Looks like the ESRB ratings with the highest global sales are 'E' (Everyone) and 'T' (Teen), indicating that games suitable for a wider audience tend to perform better in terms of sales. The 'M' (Mature) rating also shows significant sales, suggesting that there is a strong market for games targeted at older audiences as well.

### Question: What are the regional differences in ESRB ratings?

In [None]:
def show_regions_vs_esrb(df):
    """
    Analyze the regional differences in ESRB ratings.
    """
    region_rating_sales = df.groupby(['Rating'])[['NA_Sales', 'EU_Sales', 'JP_Sales', 'Other_Sales']].sum().reset_index()
    region_rating_sales_melted = region_rating_sales.melt(id_vars='Rating', var_name='Region', value_name='Sales')
    plt.figure(figsize=(12, 8))
    sns.barplot(x='Sales', y='Rating', hue='Region', data=region_rating_sales_melted, palette='Set2')
    plt.title('Regional Sales Differences by ESRB Rating')
    plt.xlabel('Total Sales (Millions)')
    plt.ylabel('ESRB Rating')
    plt.legend(title='Region')
    plt.show()

show_regions_vs_esrb(df)

### Question: What is the distribution of sales among all games (e.g., do a few games dominate)?

In [None]:
def show_distribution_sales(df):
    """
    Analyze the distribution of sales among all games to see if a few games dominate.
    """
    plt.figure(figsize=(12, 6))
    sns.histplot(df['Global_Sales'], bins=50, kde=True, color='skyblue')
    plt.title('Distribution of Global Sales Among All Games')
    plt.xlabel('Global Sales (Millions)')
    plt.ylabel('Frequency')
    plt.xlim(0, df['Global_Sales'].max())
    plt.grid(True, which='both', axis='both', linestyle='--', linewidth=0.7, alpha=0.7)
    plt.show()
show_distribution_sales(df)

It looks like games with low global sales (0-5 million) are the most numerous, while a small number of games have very high global sales (over 20 million).

In [None]:
def print_sales_bins(df):
    highest_sales = df['Global_Sales'].max()
    bins = (highest_sales / 10.0) * np.arange(11)
    df_sales_bins = pd.cut(df['Global_Sales'], bins=bins)
    sales_bin_counts = df_sales_bins.value_counts().sort_index()
    print("Sales Bin Counts:")
    print(sales_bin_counts)


### Question: Which year had the most releases or highest sales?

In [None]:
year_with_most_releases = df['Year_of_Release'].value_counts().idxmax()
year_with_most_sales = df.groupby('Year_of_Release')['Global_Sales'].sum().idxmax()
print(f"Year with the most releases: {int(year_with_most_releases)}")
print(f"Year with the highest sales: {int(year_with_most_sales)}")

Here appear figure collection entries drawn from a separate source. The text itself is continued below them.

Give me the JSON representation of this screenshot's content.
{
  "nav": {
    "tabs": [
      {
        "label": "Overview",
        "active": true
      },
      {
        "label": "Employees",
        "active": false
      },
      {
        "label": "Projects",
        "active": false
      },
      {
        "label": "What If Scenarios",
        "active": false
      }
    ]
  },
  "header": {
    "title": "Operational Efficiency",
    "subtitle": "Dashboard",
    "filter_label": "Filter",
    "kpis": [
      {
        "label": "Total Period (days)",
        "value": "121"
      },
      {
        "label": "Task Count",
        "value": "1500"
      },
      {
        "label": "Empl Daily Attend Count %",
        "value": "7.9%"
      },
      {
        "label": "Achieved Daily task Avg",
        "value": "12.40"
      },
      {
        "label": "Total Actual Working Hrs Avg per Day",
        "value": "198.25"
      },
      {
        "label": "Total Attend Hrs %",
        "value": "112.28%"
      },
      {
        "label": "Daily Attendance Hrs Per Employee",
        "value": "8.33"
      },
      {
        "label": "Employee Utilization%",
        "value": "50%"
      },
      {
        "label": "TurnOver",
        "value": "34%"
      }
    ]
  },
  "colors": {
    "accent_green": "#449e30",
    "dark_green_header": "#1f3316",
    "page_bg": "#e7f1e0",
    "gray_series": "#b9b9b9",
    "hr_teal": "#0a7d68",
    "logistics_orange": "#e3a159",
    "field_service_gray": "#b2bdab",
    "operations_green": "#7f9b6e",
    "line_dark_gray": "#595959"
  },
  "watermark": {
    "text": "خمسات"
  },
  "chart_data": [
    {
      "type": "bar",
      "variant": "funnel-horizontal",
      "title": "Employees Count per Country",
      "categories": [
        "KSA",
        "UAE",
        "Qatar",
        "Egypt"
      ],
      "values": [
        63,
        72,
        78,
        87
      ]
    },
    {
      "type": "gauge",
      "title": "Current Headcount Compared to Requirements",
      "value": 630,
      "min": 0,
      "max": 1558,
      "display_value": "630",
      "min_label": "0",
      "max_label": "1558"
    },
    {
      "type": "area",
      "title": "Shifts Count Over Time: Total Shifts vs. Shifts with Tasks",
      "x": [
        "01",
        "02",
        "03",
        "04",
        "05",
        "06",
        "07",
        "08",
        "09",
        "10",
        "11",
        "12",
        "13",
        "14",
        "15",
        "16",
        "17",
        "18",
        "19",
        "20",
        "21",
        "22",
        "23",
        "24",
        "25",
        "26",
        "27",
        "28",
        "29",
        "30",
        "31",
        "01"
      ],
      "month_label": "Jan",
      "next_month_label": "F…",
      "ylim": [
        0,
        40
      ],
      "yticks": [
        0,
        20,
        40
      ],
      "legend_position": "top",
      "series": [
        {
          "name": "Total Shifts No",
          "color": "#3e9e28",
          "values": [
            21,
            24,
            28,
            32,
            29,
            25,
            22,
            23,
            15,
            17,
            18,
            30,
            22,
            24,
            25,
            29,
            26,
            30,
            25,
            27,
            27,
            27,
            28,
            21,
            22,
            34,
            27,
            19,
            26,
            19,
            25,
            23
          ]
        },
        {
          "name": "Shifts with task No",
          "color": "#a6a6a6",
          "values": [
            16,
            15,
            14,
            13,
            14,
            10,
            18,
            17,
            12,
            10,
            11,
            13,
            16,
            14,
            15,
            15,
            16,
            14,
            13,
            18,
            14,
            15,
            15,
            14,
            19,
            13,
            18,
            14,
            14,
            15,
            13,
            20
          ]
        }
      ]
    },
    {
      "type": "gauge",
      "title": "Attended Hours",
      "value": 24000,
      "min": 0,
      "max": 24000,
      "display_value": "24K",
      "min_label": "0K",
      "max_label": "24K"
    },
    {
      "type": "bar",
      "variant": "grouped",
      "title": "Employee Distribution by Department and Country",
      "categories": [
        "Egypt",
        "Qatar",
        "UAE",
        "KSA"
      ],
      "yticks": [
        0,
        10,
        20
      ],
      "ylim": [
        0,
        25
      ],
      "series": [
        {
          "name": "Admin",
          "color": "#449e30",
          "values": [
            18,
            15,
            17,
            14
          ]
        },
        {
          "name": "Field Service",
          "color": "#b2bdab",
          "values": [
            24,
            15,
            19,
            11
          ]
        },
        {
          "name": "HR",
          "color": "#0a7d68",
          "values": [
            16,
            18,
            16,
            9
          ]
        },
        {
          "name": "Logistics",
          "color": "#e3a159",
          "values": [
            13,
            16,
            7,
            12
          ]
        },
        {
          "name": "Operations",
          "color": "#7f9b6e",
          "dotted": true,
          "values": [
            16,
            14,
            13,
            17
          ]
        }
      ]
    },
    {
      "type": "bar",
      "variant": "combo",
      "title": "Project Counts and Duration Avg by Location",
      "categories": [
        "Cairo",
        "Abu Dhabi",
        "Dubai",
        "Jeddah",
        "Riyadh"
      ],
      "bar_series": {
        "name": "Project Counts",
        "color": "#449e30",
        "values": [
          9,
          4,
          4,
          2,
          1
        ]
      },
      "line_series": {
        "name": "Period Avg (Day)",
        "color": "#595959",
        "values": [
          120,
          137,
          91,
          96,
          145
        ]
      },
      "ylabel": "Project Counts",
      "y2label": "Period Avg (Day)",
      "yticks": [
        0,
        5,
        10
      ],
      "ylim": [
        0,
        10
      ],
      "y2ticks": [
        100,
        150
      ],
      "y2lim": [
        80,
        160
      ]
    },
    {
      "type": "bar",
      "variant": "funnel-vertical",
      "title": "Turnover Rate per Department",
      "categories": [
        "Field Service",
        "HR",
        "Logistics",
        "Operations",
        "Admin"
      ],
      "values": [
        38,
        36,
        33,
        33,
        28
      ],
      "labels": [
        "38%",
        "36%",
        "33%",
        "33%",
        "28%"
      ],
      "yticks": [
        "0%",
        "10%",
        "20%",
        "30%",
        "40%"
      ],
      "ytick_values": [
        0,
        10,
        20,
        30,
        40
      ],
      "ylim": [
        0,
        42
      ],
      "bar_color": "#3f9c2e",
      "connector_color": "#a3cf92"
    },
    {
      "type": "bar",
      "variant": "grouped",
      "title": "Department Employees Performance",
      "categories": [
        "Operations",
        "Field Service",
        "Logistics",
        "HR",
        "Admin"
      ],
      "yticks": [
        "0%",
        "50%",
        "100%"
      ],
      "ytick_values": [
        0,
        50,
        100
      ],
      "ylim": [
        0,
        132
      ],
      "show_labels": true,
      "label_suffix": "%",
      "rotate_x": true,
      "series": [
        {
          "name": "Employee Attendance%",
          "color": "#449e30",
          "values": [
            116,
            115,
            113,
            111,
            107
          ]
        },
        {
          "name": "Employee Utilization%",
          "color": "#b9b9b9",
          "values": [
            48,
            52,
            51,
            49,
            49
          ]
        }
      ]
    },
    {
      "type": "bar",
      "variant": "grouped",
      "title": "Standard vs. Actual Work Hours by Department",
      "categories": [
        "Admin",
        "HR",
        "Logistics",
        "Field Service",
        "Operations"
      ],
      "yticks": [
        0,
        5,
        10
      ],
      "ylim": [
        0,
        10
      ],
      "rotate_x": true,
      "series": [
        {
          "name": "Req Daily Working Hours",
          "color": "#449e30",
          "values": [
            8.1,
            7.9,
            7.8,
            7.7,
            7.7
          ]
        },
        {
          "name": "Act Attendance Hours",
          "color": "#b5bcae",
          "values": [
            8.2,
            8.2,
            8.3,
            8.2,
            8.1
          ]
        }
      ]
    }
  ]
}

### Question: How do the best sellers correlate with user reviews?

In [None]:
def show_top_selling_and_ratings(df, n=5, plot_regression=False):
    # Get top N best selling games
    top_selling_games = df.nlargest(n, 'Global_Sales')

    # Get top N top rated games (by Critic_Score, drop NaN)
    top_rated_games = df.dropna(subset=['Critic_Score']).nlargest(n, 'Critic_Score')

    # Combine for scatter plot
    combined = pd.concat([top_selling_games, top_rated_games]).drop_duplicates(subset=['Name'])

    plt.figure(figsize=(10, 6))
    sns.scatterplot(
        data=combined,
        x='Global_Sales',
        y='Critic_Score',
        hue='Name',
        s=150,
        palette='tab10'
    )
    if plot_regression:
        sns.regplot(data=combined, x='Global_Sales', y='Critic_Score', scatter=False, color='gray', line_kws={'linestyle':'--'})
    plt.title('Top Selling Games vs. Top Rated Games')
    plt.xlabel('Global Sales (Millions)')
    plt.ylabel('Critic Score')
    plt.legend(title='Game Name', bbox_to_anchor=(1.05, 1), loc='upper left')
    plt.show()

show_top_selling_and_ratings(df, n=10, plot_regression=True)

So it looks like the better selling a game is, its critic score tends to be high, but the trend shows they are not directly correlated, as some games with high sales have lower critic scores and vice versa.